The perfect weather was still holding and we just had to take advantage of it and head into the back country.  We thought we’d try to drive from the Nahatlatch River valley across the mountains and down to Harrison Hot Springs.  This would be slow going and too much for one day so we hitched up the Little Guy behind the Jeep, planning to camp part way.
 
It was a quick run up the Fraser Canyon, across the river to North Bend, and past Reo Rafting on the Nahatlatch logging road.  Our first surprise was that our road back south, the Kookipi Creek road, looked to be much wider than when we last drove it.  Was it being actively logged?  That could ruin the trip.  Shortly afterwards we caught up with a grader and a giant transporter hauling a machine up the road at something less than walking pace.  We stopped for lunch as we couldn’t get past it.  Eventually they stopped and unloaded the machine, which turned out to be a tree cutter, the kind that picks up a whole tree and cuts it up in seconds.  The guys said they were grading the next few miles so they could begin logging but they weren’t going any further than that.

Sure enough, the road soon narrowed down and felt wild again.  Someone had even removed the wrecked trailer we’d found up there last time.  We came to a section where the road arced around an unstable mountain slope with a long drop-off.  The road was leaning the wrong way too, not Sandie’s favourite place to be.  Round the corner we came to the landslide we’d encountered last year.  It wasn’t a surprise, but it was maybe twice as big, with a deep ditch to start with.  Beyond there it looked like previous travelers had used logs and boulders to build some sort of road around the giant boulders.   Turning around wasn’t possible and backing up around the previous section was just too scary, so I decided to give it a try.  Sandie got out to guide me through.  The ditch turned out to be easy but the boulders were a big problem.  The Jeep went through OK but the trailer slid sideways downhill and we were now wrapped around a boulder too big to move.  Back and fro a half dozen times just made things worse.  The only way out was for us to pile rocks and logs to make a road over the boulder.   An hour later we were through.

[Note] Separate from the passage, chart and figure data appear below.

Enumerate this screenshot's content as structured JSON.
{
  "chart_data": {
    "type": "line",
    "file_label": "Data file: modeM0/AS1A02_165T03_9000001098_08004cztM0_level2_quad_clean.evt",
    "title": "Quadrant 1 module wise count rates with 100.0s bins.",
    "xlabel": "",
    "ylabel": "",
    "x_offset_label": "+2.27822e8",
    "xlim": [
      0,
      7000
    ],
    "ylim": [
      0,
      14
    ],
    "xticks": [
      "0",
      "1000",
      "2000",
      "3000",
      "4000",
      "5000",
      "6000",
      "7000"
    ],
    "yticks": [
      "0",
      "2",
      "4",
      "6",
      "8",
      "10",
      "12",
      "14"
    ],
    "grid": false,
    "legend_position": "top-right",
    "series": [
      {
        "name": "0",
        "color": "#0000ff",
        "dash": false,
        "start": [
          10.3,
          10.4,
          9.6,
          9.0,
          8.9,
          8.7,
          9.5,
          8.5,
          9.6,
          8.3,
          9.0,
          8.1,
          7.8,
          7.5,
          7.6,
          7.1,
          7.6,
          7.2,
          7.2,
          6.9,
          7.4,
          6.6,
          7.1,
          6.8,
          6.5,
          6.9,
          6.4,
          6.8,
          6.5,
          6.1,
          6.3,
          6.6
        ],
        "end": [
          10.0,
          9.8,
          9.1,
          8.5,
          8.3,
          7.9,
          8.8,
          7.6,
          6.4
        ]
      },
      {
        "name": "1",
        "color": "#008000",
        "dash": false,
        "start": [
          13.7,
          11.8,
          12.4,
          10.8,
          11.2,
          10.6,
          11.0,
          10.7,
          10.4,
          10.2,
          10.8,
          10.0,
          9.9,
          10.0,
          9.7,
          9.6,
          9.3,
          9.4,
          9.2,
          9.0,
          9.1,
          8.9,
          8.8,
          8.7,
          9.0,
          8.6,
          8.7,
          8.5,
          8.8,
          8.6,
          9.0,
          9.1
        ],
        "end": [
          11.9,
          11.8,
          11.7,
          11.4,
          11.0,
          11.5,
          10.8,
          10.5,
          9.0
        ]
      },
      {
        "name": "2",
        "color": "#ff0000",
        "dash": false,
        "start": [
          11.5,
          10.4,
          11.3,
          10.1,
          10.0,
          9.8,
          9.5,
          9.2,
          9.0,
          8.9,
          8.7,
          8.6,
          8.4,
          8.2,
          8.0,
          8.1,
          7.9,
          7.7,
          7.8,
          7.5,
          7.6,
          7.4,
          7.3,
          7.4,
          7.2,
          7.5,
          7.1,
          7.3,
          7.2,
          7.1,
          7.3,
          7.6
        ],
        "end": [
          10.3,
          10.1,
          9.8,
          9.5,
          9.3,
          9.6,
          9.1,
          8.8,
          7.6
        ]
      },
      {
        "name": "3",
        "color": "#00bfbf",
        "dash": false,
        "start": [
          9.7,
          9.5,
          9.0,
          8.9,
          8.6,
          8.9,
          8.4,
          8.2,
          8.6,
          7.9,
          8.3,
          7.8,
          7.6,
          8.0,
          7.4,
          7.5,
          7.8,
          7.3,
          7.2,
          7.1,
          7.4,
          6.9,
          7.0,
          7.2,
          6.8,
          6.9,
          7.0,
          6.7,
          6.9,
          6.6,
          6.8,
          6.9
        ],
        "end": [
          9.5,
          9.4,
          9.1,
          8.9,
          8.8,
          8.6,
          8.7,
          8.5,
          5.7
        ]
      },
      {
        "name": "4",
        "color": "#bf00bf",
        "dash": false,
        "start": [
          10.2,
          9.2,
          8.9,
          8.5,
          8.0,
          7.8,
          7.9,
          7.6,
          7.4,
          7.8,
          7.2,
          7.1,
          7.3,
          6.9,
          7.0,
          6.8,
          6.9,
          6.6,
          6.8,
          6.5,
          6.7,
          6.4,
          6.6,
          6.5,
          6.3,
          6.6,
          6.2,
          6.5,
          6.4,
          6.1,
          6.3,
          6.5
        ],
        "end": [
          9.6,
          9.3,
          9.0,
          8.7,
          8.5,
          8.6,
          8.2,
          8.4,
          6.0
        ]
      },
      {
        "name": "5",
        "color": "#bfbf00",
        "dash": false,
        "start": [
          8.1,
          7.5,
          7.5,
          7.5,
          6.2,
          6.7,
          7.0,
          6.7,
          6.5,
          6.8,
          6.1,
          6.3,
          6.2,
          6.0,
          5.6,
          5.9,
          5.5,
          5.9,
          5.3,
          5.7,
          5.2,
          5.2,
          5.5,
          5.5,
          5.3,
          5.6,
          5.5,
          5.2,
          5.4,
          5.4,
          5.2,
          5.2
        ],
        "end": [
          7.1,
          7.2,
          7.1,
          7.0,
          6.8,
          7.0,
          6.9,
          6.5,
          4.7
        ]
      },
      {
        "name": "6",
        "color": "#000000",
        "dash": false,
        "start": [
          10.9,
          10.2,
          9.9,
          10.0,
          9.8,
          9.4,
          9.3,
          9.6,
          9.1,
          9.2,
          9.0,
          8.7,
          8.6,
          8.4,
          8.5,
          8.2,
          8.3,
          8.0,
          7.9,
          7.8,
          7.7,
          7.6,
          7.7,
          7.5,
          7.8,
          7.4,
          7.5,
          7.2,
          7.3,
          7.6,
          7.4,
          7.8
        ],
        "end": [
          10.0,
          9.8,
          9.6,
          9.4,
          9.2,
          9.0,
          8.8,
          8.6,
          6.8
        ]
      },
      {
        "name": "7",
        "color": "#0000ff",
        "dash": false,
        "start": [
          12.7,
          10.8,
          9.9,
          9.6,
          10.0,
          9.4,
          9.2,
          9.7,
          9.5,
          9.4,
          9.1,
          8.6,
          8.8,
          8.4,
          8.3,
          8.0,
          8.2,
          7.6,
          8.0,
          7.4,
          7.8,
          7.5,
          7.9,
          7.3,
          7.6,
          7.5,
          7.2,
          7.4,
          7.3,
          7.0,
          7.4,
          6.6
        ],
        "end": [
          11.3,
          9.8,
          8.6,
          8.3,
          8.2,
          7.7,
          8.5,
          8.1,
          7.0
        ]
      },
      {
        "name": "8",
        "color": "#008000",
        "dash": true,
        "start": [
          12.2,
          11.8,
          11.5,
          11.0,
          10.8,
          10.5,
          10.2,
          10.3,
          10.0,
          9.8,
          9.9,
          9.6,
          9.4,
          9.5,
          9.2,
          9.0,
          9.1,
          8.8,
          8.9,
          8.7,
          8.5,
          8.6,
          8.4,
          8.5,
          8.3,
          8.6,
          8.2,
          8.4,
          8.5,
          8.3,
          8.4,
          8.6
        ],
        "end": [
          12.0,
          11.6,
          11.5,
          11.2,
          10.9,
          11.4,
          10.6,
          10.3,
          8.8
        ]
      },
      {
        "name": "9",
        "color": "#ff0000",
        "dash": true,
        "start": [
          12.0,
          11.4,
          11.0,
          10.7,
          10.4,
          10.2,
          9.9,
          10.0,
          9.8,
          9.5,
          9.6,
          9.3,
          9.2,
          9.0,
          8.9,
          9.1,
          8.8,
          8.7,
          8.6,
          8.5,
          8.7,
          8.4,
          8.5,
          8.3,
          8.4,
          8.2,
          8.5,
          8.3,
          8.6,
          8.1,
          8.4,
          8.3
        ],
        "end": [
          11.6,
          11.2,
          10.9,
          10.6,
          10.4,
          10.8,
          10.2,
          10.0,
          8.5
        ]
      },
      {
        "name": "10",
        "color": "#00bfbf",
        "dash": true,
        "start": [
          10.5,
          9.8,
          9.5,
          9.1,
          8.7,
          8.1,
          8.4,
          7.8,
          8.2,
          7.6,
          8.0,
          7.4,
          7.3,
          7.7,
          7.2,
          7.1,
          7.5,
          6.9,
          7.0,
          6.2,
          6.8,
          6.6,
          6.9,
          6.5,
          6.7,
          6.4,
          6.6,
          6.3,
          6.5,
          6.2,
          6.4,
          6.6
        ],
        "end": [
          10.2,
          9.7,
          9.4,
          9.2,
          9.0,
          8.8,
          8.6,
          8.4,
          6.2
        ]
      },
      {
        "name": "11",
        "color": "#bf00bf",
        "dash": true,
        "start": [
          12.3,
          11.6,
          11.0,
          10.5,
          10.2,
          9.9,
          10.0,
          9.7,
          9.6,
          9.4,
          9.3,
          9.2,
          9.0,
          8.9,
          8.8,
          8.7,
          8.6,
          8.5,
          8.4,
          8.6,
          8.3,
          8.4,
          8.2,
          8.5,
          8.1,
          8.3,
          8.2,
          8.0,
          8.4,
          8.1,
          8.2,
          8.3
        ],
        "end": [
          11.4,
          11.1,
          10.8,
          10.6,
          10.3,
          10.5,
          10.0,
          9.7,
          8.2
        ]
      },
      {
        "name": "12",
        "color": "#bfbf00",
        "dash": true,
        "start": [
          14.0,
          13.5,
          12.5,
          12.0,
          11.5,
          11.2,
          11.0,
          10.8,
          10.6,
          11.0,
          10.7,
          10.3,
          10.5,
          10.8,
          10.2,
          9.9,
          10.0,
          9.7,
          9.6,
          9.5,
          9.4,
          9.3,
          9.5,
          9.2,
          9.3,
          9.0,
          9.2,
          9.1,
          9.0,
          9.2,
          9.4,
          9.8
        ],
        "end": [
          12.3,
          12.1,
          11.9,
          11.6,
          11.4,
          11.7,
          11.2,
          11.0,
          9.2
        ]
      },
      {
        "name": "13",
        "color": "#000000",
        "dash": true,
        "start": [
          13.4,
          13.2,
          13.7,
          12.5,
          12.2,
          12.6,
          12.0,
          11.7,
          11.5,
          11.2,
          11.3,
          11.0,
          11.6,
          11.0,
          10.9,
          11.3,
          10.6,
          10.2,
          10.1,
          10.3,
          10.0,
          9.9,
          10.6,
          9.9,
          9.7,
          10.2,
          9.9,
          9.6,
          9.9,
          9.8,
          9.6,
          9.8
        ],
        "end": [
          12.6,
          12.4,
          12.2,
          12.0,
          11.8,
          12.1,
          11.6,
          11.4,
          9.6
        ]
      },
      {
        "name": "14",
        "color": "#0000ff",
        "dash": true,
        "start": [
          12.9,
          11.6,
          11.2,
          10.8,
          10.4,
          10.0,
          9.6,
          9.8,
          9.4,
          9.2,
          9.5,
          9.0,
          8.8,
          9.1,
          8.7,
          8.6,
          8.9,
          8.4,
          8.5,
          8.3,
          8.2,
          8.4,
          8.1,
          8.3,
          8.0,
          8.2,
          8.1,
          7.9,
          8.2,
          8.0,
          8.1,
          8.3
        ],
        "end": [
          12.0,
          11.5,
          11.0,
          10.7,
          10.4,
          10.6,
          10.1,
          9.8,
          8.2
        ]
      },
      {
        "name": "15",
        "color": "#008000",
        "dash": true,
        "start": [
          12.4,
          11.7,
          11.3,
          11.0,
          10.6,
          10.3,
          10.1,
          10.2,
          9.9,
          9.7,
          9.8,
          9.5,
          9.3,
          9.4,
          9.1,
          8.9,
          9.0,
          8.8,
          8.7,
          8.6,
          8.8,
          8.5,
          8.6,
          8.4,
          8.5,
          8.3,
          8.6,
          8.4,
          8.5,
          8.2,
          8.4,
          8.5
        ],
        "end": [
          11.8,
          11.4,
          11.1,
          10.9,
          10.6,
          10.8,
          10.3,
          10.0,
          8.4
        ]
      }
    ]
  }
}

Well that’s the worst over, I said.  Within a mile we’d come to our first washout, where a creek had overflowed the road and destroyed it.  Again, someone had built a squiggly path across out of bits of tree, but of course the trailer did not precisely follow the Jeep: lots of yelling from Sandie as the wheels came off the path.  We had two more washouts to negotiate in quick succession before the road improved.  Sandie noticed that trailer’s wheels didn’t look right and sure enough somewhere I’d bent the axle, but not enough to need fixing.  We came to the weird waterfall where Shovel Creek flows into Big Silver River and they both rush into a narrow chasm. There was a perfect little campsite on the cliff top, with the sounds of crashing water warning us not to do any sleepwalking.

We were now into the Harrison East logging system and we had a couple of fishermen come up early the next morning.  We did a little exploring trying to get a good view of the falls.  This is a very damp area; even the sand has moss growing on it! 

We followed the logging road down to the lake and gradually civilization intruded: a helicopter parked on the riverside, a drilling crew looking for something, and finally a deserted logging camp.

There are some beautiful beaches and camp sites along the lake at Cogburn Creek, probably busy spots in the summer.  This time the view was fuzzy because of all the smoke from the fires down in Washington state.  We eventually came off the logging road at Sasquatch Park in Harrison.  We’d covered about 70 miles on back roads.  Would we do it again?  Probably not the middle section with the landslide.  The two ends of the route are used by loggers so they are maintained but nobody needs the middle section so it’ll probably just deteriorate further until there’s a reason to reopen it.